Nas obras de Catulo e Fagundes Varela, encontramos um tema em comum: O amor. Mas esse amor não está em sua forma idealizada, ele se encontra desiludido, traído e recalcado. O que diverge nessas obras além de seus autores e os séculos que as separam, é a forma como essas linhas são escritas e contadas.
Na poesia de Catulo, há uma conformidade, um sofrimento inerte e comedido que não se exaspera nem explode em suas emoções.
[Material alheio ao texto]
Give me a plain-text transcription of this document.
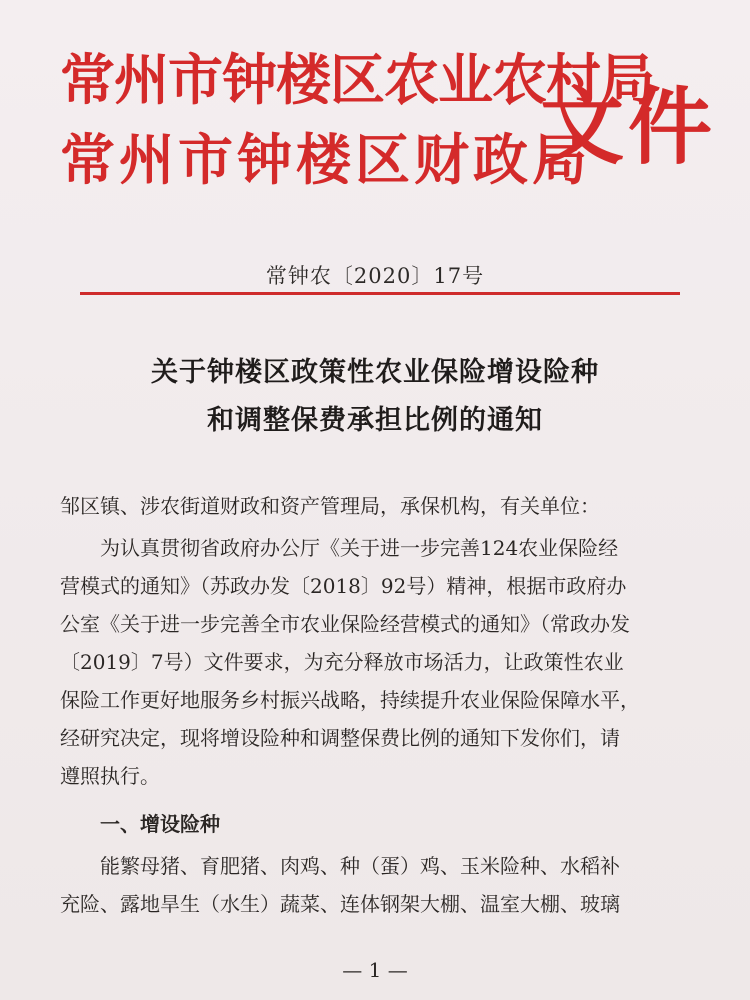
常州市钟楼区农业农村局
常州市钟楼区财政局
文件
常钟农〔2020〕17号
关于钟楼区政策性农业保险增设险种
和调整保费承担比例的通知
邹区镇、涉农街道财政和资产管理局，承保机构，有关单位：
为认真贯彻省政府办公厅《关于进一步完善124农业保险经
营模式的通知》（苏政办发〔2018〕92号）精神，根据市政府办
公室《关于进一步完善全市农业保险经营模式的通知》（常政办发
〔2019〕7号）文件要求，为充分释放市场活力，让政策性农业
保险工作更好地服务乡村振兴战略，持续提升农业保险保障水平，
经研究决定，现将增设险种和调整保费比例的通知下发你们，请
遵照执行。
一、增设险种
能繁母猪、育肥猪、肉鸡、种（蛋）鸡、玉米险种、水稻补
充险、露地旱生（水生）蔬菜、连体钢架大棚、温室大棚、玻璃
— 1 —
Diferentemente da poesia moderna de Varela, que em toda sua consternação não se resigna a palavras suaves nem tenta camuflar o tamanho de sua revolta com a dispensa de seu amor.
Podemos vislumbrar esses exemplos nas passagens:

E considera perdido o que vês que se perdeu.
Em tempos passados sóis luminosos brilharam
Quando tu, constantemente, corrias
Para onde te chamava a jovem por nós tão amada”
(Catulo)

Não basta o quadro de meus verdes anos
Manchado e roto, abandonado ao pó?
Nem este exílio, do rumor no centro,
Onde pranteio desprezado e só?
(Fagundes Varela)


Como pudemos observar nos texto “Epílogo”, de Paul Veyne, base teórica desse trabalho, há na poesia moderna traços fortes, que dispensam delicadezas e focam-se em mostrar sentimentos intensos, que por vezes com uso de palavras incomuns e o modo como se colocam podem confundir o leitor, que por ficar impressionado por tal forma de expressão, e imagens difíceis de imaginar, considera a poesia sincera e autêntica. Ele fala da tríplice verdade na arte e na literatura moderna:

Tal é a tríplice verdade da arte e da literatura modernas: ver mais amplamente, fazer mais fortemente, ir mais longe na beleza e na realidade” (Veyne, Paul. Epílogo)

Podemos ver um exemplo do que Veyne fala na seguinte passagem de Varela:


Por que me falas de venturas longas,
Por que me apontas um porvir de amores?
E o lume pedes à fogueira extinta,
Doces perfumes a polutas flores?

Não basta ainda essa existência escura,
Página treda que a teus pés compus?
Nem essas fundas, perenais angústias,
Dias sem crenças e serões sem luz?”

Há também um visível contraste no modo como os dois poetas tratam os possíveis amores ou casos de suas amadas. Catulo trata o assunto com recalque, mas sem sobressalto, como se a mulher não fosse encontrar amor e respeito com mais ninguém além dele. Enquanto Varela é ríspido em suas palavras. Vejamos a diferença:

Mas tu chorarás quando não mais fores solicitada.
Ai de ti, infeliz. Que vida te está reservada?
Que homem irá ter contigo?
A quem parecerás bela? Agora a quem amarás?
A quem dirão que pertences? A quem beijarás?
De quem morderás os lábios?”
(Catulo)



Ah! Não me lembres do passado as cenas,
Nem essa jura desprendida a esmo!
Guardaste a tua? A quantos outros, dize,
A quantos outros não fizeste o mesmo?
A quantos outros inda os lábios quentes
De ardentes beijos que eu te dera então,
Não apertaste no vazio seio
Entre promessas de eternal paixão?”
(Fagundes Varela)
Até mesmo no “virar da página” dos seus findos romances eles diferem:

Mas tu, Catulo, resiste.”
Deixa-me agora repousar tranqüilo,
Deixa-me agora dormitar em paz,
E com teus risos de infernal encanto
Em meu retiro não me tentes mais!”

Por fim, podemos constatar com mais clareza as divergências que existem entre as



poesias antigas e contemporâneas, analisando os elementos característicos correspondentes ao tempo em que elas foram produzidas.